New polling suggests Republican Rep. Nancy Mace’s bid for governor of South Carolina is in danger.
A survey released Tuesday from the polling firm Wick found Mace is fourth in the crowded primary field, with just 10.5% of the vote, behind state Attorney General Alan Wilson, Lt. Gov. Pamela Evette, and fellow U.S. Rep. Ralph Norman.
That’s a much worse result than her standing in an October poll from Winthrop University, which found Mace in first, with 17% support among Republican voters.
Wick found Mace with the highest unfavorables in the group of Republican candidates. Nearly half of likely GOP primary voters (48.5%) view Mace unfavorably, compared with 30.0% who have a positive view. That unfavorable rating is leaps and bounds worse than the rest of the leading Republicans in the field, who have net-positive approval ratings.
The poll comes after Mace had an unhinged, weeks-long public meltdown over an incident that happened at an airport in Charleston, South Carolina.
Mace reportedly berated law enforcement officers and Transportation Security Administration employees who were going to escort her to her gate. Mace claims the security escort was late, while the law enforcement officers say the information provided to them from Mace’s team was incorrect, which led to a miscommunication.
Rep. Nancy Mace wears a red “A” on her shirt in a 2023 publicity stunt.

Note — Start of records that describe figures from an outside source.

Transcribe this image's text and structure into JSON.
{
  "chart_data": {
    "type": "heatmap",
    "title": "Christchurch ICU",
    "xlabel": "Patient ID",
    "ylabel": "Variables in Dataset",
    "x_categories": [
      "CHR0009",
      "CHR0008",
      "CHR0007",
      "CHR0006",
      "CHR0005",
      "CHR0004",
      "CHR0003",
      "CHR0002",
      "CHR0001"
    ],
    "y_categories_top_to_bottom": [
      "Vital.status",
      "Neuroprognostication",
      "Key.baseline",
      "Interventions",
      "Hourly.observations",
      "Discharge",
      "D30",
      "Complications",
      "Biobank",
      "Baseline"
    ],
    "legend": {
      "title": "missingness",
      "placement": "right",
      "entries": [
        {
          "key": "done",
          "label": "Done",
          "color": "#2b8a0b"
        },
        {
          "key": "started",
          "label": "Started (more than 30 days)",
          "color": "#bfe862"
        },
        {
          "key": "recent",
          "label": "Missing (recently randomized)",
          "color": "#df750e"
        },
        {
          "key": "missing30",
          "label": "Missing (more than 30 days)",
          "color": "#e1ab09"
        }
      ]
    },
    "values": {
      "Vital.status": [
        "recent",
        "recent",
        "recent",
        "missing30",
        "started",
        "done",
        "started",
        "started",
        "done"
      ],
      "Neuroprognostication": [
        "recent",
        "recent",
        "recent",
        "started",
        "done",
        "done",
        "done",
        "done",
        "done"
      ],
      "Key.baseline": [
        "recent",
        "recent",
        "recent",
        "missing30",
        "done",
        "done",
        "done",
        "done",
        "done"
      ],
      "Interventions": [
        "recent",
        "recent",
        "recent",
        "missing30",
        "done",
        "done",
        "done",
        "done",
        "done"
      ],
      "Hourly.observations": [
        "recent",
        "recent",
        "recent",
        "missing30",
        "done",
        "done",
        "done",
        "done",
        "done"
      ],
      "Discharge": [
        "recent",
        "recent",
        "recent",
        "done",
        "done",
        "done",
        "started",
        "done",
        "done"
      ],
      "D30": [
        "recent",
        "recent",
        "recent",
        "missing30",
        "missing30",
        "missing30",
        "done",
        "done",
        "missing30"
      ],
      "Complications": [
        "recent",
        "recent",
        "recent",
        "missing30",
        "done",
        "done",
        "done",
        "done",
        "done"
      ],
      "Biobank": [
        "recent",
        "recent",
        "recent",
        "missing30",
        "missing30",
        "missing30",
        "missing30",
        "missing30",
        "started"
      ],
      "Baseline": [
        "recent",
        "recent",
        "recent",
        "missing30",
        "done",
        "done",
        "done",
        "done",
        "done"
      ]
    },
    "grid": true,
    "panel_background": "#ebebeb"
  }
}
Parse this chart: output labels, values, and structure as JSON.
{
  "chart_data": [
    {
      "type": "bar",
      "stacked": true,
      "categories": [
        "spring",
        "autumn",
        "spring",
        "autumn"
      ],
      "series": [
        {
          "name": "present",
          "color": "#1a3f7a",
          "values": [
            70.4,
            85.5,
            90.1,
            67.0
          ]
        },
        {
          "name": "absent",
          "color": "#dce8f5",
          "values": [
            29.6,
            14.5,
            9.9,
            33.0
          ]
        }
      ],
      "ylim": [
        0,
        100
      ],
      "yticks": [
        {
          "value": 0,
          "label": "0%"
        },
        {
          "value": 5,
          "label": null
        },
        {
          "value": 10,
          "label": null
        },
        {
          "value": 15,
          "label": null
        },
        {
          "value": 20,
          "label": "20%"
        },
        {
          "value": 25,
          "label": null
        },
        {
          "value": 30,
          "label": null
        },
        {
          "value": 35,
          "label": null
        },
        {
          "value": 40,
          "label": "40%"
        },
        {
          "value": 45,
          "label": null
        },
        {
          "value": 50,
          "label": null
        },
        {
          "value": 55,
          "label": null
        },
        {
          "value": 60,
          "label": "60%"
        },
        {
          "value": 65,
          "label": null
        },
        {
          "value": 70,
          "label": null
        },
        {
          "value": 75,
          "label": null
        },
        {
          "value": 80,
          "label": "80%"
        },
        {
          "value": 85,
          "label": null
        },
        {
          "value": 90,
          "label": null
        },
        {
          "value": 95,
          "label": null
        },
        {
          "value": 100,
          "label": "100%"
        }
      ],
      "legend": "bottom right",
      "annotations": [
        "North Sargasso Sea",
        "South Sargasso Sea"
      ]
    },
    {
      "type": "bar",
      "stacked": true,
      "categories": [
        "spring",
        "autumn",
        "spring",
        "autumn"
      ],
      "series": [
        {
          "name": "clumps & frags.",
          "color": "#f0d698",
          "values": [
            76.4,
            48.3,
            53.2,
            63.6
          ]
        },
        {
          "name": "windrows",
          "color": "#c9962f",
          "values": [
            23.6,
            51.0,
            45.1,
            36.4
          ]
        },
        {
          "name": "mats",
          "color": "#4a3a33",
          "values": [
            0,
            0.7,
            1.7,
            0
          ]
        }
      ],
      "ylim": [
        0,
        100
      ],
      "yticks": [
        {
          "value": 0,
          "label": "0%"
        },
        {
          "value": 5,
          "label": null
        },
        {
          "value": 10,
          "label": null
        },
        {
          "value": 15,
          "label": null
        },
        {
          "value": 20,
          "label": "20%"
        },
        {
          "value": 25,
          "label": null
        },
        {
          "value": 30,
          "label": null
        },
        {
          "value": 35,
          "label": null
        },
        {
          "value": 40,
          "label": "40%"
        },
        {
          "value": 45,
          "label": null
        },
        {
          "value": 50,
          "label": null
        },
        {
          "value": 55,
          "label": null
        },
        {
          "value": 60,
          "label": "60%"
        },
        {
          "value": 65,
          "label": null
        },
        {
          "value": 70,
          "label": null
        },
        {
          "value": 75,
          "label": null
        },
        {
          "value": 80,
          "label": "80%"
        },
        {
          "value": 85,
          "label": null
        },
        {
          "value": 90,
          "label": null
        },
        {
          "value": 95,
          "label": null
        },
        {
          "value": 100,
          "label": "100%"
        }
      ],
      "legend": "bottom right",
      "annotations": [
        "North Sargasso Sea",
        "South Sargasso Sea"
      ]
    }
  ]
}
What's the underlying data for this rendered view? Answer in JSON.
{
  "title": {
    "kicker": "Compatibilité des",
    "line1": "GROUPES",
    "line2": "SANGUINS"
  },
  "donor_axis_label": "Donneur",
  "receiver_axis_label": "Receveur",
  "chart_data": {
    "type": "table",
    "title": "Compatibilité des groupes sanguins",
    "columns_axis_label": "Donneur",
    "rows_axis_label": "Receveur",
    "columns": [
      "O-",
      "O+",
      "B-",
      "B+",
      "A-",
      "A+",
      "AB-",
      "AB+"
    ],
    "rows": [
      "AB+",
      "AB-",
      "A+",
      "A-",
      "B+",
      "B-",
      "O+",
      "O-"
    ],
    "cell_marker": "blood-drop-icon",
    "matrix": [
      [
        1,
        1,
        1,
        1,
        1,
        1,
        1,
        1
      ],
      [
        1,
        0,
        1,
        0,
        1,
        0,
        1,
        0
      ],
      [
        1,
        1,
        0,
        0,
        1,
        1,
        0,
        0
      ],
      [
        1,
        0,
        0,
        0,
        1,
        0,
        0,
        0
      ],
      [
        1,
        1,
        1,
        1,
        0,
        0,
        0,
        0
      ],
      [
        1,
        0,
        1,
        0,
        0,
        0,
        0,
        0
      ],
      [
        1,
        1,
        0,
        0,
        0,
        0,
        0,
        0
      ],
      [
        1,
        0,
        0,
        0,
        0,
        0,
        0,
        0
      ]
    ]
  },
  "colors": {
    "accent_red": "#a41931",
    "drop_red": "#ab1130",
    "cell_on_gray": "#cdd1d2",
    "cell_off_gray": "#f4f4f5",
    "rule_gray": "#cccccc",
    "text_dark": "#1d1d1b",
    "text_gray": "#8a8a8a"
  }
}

Mace went on to accuse the airport leadership of personally targeting her for more security checks, and concocted a conspiracy theory that she was the victim of the “DEEP STATE and BIG BROTHER.”
Her conduct was so out of control that members of her own party’s congressional delegation publicly condemned her.
“It is never acceptable to berate police officers, airport staff, and TSA agents who are simply doing their jobs, nor is it becoming of a Member of Congress to use such vulgar language when dealing with constituents,” Republican Sen. Tim Scott of South Carolina wrote in a Facebook post. “Not only are these officers sworn to protect us, but we also take an oath to represent them. We work for them, not vice versa.”
“I concur with [Scott’s] statement when it comes to the men and women who provide security at the Charleston International Airport,” Lindsey Graham, the state’s other Republican senator, wrote in a post on X.
Even before the airport meltdown, Mace was notorious for her mistreatment of staff—a number of whom have spoken out publicly about their traumatic tenures in her office. For example, in May, former staffers said they were forced to make burner social media accounts to post laudatory comments about Mace.
Former staffers aren’t the only people she’s on the bad side of.
Mace has also angered President Donald Trump. She was one of a handful of GOP lawmakers who helped force a House vote on the bill compelling the Trump administration to release its files on the accused sex trafficker Jeffrey Epstein.
That acceptable conduct has also earned her condemnation from members of her own party. A staffer on her gubernatorial campaign resigned on Monday citing what he believed is Mace’s disloyalty to Trump.
“My advice to the President, my friends in the White House, and South Carolina Trump voters: scratch her name from the list,” Mace’s now-former campaign strategist J. Austin McCubbin wrote in a post on X. “As we say in South Carolina, there’s no lesson in the second kick of a mule.”
Even before the new poll came out, right-wing pundits said they were worried about Mace and thought that she was going to lose the gubernatorial primary due to her messy behavior.
“There’s something wrong with Nancy Mace. And I’m not a fan of hers, and it’s increasingly because she’s not mentally well, and it’s really clear she’s not mentally well, and I don’t know if she has friends who can do an intervention with her, but Nancy Mace needs a real intervention,” right-wing radio host Erick Erickson said on his program.
But now polling shows her bid may be in peril.
Due to her gubernatorial bid, Mace won’t be back in Congress after the 2026 election, and she appears to be on track to lose her gubernatorial bid too.
As they like to say on “Seinfeld,” “That’s a shame.”